Seven-year-old Lashith Venkata Naga Ayyan longs to run, run and race motorcycles and cars like his father. Likewise his five year old brother Mokshith.
This will only be a dream with no cure for a rare genetic disorder they suffer from, spinal muscular atrophy (SMA).
Without losing hope, they happily sang a few songs as they are sure that their father D. Vinay Kumar, a real estate agent, and mother Vedavathi, a housewife who takes care of them around the clock, will arrange treatment .
“When Lashith missed a couple of milestones, including running after a year, we didn’t take it seriously because he was strong and, according to my mom, I didn’t start running until I was three,” says Vinay Kumar The Hindu. Her second son ran for about two years and only developed SMA after that. “For us every day is a great struggle,” he explains together with his wife.

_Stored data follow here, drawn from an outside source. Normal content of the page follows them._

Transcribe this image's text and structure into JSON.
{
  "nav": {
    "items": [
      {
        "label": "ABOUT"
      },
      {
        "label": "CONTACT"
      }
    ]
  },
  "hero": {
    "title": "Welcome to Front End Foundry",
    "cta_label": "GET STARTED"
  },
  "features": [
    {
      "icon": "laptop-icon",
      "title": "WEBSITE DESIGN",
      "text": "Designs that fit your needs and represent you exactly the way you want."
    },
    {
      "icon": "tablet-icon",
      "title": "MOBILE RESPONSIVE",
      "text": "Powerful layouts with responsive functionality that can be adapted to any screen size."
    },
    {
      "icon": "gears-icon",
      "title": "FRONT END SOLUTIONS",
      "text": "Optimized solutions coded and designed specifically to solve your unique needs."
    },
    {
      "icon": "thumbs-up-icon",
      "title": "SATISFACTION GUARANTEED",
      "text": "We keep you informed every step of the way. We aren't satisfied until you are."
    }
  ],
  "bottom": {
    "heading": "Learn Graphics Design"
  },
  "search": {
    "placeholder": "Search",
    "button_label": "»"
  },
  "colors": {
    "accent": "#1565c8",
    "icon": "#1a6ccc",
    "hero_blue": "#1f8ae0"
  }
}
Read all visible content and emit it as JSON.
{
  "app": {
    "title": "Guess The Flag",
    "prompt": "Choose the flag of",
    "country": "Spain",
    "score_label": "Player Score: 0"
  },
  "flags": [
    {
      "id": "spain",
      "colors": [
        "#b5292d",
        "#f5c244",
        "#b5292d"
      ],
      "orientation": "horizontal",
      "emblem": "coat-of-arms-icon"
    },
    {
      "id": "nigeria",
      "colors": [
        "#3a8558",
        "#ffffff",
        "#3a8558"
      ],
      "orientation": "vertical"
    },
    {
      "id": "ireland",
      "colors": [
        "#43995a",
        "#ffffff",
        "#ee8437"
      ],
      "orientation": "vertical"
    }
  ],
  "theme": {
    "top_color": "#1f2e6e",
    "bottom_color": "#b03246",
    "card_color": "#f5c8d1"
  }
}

Both have been diagnosed by doctors as having SMA2, which affects the nerve cells that control motor neurons. “We keep a watchful eye even while they sleep,” says Ms. Vedavathi.
All is not lost for the family as the drug is expensive but available in the country.
However, it will be a daunting task for parents to bear the multi-million rupee treatment costs.
Without losing courage, after exhausting all sources of money, Mr. Vinay Kumar has now turned to the crowdfunding platform ImpactGuru. There is still a long way to go as they have only been able to raise around 8 lakh so far, with over 300 people joining in with their contributions.